# fuel tank vent line



## mike parish (Feb 4, 2009)

ok guys im a little confused. i have checked every post on here,so i have done the search. i am wondering if the fuel tank vent line is run to the pod on the 08 brute 750? some post say it is and some say it is not.any help would be appreciated. thanx


----------



## kawa650 (Dec 19, 2008)

I say just for safe measure run a rubber line for it up that way you know it for sure

Because some will debate that it is while others say it isnt, it runs into the frame at the back then back out and to the pod in the front using the frame as its "line", so you have to take your own judgment on that as long as the frames sealed good and the ruuber things goin in the frame are good and stay in the frame then it may be ok but the one on mine in the front has came out the frame before so have to think of that if your goin to leave as is


----------



## 08GreenBrute (Jul 13, 2009)

i would run it just to be safe, also run the overflow tank


----------



## mike parish (Feb 4, 2009)

ok guys that is what i wanted to hear. better safe than sorry. thanks abunch


----------



## mike parish (Feb 4, 2009)

almost forgot what size is the fuel line,and will the airbox lid seal good enuff or will i have to make a gasket.also will i have to plug the drain on the airbox.thanx


----------



## kawa650 (Dec 19, 2008)

The vent line is 1/4", 5/16's will work...to me your better off putting silicon around airbox...and on the drain are you talking about the "duck bill"? if so then yes


----------



## Muddy Brute Force (Dec 17, 2008)

mike parish said:


> ok guys im a little confused. i have checked every post on here,so i have done the search. i am wondering if the fuel tank vent line is run to the pod on the 08 brute 750? some post say it is and some say it is not.any help would be appreciated. thanx


Kawie650 is correct, but only applies to the 2008 & up models. Personally, like 08GreenBrute & Kawie650 said, it would be best to run new lines from the tank to the pod for safe measure.


----------



## 08GreenBrute (Jul 13, 2009)

while were on this subject what size is the overflow tank tube?


----------



## Masher (Jan 16, 2009)

I just did mine. I pulled the tank vent out of the frame then slipped a hose I bought from Autozone over it and put a clamp on it but I don't remember the size. I used the same hose for the overflow though.


----------



## muddnfool (Mar 13, 2009)

mike parish said:


> almost forgot what size is the fuel line,and will the airbox lid seal good enuff or will i have to make a gasket.also will i have to plug the drain on the airbox.thanx


dont know about the gas line. i would rtv the airbox lid the stock one sucks and the drain on the airbox isnt necessary but if you ever sink it it helps alot just run it out the duckbill


----------



## wood butcher (May 11, 2009)

Muddy Brute Force said:


> Kawie650 is correct, but only applies to the 2008 & up models. Personally, like 08GreenBrute & Kawie650 said, it would be best to run new lines from the tank to the pod for safe measure.

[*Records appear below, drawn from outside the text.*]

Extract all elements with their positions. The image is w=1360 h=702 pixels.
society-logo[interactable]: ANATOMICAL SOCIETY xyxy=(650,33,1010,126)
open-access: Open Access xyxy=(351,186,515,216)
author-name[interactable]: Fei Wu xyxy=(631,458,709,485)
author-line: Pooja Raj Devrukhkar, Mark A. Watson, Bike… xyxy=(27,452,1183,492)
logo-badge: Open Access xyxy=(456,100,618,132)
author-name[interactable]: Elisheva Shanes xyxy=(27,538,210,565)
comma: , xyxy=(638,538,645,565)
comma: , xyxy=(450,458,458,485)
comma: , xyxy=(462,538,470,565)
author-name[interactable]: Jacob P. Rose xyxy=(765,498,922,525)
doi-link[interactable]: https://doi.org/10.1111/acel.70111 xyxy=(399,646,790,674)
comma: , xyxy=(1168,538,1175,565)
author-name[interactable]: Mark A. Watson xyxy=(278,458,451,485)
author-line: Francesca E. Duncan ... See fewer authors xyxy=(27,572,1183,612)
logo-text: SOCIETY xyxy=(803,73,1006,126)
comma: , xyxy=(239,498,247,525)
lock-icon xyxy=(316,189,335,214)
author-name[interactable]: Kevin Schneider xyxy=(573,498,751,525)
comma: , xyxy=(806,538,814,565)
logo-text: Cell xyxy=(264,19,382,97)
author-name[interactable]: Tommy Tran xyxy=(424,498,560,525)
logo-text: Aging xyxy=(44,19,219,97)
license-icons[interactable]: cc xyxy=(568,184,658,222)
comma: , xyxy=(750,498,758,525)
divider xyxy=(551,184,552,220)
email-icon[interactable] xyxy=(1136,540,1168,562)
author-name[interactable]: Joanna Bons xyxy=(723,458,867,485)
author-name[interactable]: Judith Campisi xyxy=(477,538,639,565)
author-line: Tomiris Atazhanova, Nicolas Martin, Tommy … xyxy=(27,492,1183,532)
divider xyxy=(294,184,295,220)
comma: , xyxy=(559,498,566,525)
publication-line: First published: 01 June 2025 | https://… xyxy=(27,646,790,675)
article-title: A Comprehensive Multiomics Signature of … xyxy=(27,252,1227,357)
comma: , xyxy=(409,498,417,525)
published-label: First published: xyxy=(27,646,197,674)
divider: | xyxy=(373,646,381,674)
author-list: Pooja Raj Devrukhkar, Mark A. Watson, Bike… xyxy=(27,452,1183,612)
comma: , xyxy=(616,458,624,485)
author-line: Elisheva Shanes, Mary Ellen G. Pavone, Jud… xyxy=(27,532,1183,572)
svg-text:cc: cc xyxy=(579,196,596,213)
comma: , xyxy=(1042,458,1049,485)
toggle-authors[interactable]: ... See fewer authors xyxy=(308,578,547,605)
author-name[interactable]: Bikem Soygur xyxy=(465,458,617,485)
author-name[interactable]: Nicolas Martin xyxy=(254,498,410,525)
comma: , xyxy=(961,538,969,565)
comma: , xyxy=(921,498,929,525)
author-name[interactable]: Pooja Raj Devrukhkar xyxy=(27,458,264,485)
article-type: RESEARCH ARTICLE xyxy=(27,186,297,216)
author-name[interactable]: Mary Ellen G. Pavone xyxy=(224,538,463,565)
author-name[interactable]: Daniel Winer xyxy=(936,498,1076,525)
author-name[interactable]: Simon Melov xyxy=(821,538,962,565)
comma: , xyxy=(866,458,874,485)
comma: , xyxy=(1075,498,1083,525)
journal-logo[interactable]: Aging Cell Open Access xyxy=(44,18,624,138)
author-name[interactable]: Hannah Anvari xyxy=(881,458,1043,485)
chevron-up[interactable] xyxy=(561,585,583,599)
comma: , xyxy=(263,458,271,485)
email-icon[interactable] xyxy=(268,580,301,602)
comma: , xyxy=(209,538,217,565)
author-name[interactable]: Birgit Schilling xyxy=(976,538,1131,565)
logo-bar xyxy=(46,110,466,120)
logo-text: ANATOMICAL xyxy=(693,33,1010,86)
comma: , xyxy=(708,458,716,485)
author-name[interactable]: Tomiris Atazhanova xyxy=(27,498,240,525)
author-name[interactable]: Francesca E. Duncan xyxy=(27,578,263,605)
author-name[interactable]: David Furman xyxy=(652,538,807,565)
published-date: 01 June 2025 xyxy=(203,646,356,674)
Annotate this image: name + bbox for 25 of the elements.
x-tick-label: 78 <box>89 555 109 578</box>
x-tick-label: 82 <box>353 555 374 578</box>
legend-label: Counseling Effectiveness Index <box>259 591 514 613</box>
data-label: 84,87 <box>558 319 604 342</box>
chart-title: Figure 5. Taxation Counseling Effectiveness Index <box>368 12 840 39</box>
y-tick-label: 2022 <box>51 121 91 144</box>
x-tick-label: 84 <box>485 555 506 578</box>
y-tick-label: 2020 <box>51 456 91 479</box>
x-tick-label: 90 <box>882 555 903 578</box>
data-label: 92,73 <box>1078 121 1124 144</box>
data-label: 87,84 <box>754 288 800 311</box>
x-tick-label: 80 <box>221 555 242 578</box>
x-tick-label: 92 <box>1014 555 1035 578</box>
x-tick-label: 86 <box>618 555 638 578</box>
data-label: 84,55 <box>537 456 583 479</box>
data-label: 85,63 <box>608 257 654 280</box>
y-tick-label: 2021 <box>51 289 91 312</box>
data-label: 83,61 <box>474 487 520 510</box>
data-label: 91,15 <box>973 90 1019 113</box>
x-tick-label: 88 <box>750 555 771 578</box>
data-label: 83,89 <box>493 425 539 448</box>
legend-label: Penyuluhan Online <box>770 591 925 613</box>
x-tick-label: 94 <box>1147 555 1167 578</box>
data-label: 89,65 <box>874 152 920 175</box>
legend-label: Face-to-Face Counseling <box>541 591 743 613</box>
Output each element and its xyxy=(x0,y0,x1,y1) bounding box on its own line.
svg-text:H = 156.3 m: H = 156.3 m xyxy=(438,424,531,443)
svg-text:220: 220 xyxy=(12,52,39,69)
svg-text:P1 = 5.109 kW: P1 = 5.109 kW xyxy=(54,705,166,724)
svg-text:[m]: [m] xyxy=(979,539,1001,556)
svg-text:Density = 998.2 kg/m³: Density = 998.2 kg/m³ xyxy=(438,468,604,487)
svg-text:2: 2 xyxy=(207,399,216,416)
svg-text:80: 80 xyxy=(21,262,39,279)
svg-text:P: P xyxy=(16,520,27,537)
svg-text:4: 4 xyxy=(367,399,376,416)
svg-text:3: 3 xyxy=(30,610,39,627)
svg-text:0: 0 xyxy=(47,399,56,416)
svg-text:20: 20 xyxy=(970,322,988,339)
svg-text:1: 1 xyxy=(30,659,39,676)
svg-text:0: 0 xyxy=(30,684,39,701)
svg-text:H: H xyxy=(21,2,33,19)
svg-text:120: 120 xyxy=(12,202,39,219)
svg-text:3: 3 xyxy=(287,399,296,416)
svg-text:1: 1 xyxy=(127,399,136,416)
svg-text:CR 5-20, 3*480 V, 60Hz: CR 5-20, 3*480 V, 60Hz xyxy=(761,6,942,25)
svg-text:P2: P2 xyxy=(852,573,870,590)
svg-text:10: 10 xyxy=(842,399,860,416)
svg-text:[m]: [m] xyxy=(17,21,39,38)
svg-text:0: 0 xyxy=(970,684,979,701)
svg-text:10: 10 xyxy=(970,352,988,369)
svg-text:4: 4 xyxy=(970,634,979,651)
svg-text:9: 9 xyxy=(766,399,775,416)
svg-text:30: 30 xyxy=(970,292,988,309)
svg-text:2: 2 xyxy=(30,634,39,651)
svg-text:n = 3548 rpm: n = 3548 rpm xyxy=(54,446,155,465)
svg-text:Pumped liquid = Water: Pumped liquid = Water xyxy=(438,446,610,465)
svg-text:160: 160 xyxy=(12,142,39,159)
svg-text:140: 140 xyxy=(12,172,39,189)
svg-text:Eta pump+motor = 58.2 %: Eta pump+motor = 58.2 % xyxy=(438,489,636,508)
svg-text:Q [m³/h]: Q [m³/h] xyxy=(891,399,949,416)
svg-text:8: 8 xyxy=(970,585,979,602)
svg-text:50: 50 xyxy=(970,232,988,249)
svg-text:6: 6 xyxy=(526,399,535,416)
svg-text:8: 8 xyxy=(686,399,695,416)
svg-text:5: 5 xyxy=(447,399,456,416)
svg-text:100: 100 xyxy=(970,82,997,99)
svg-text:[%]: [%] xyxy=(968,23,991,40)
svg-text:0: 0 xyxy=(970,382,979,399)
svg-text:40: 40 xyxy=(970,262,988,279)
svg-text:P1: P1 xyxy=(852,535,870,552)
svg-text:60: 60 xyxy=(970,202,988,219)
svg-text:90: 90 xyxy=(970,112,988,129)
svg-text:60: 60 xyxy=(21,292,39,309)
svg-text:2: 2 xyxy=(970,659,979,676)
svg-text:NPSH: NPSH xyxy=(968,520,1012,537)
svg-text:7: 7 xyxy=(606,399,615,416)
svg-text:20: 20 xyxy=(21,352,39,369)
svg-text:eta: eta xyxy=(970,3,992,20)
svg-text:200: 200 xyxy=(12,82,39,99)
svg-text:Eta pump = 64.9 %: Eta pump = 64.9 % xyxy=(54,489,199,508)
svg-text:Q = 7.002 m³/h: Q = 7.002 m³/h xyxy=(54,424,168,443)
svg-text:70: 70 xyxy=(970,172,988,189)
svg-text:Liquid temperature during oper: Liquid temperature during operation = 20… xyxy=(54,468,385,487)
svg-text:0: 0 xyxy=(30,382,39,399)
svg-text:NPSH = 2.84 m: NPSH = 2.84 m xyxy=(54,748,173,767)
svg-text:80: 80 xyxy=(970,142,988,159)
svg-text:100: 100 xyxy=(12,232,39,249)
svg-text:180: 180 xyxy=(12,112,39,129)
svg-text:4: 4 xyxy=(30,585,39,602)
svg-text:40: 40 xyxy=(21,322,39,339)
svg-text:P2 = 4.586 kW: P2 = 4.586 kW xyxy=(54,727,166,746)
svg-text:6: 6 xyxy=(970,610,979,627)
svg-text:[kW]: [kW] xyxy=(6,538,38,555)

 i have an 06 650i and it has the tank vent that runs into the frame rail . it applys to older brutes too


----------



## hondarecoveryman (Feb 28, 2009)

650i and 750i share the same frame ,but a 650 SRA brute is a P650 frame with the newer engine design


----------



## snopro8000 (Feb 5, 2018)

sorry to dig up an old thread, but looking to run new fuel vent line... 1/4" ID?


Silicone Tubing, 1/4"ID, 1/2"OD, 1/8"Wall - 10 Feet: Amazon.com: Industrial & Scientific


----------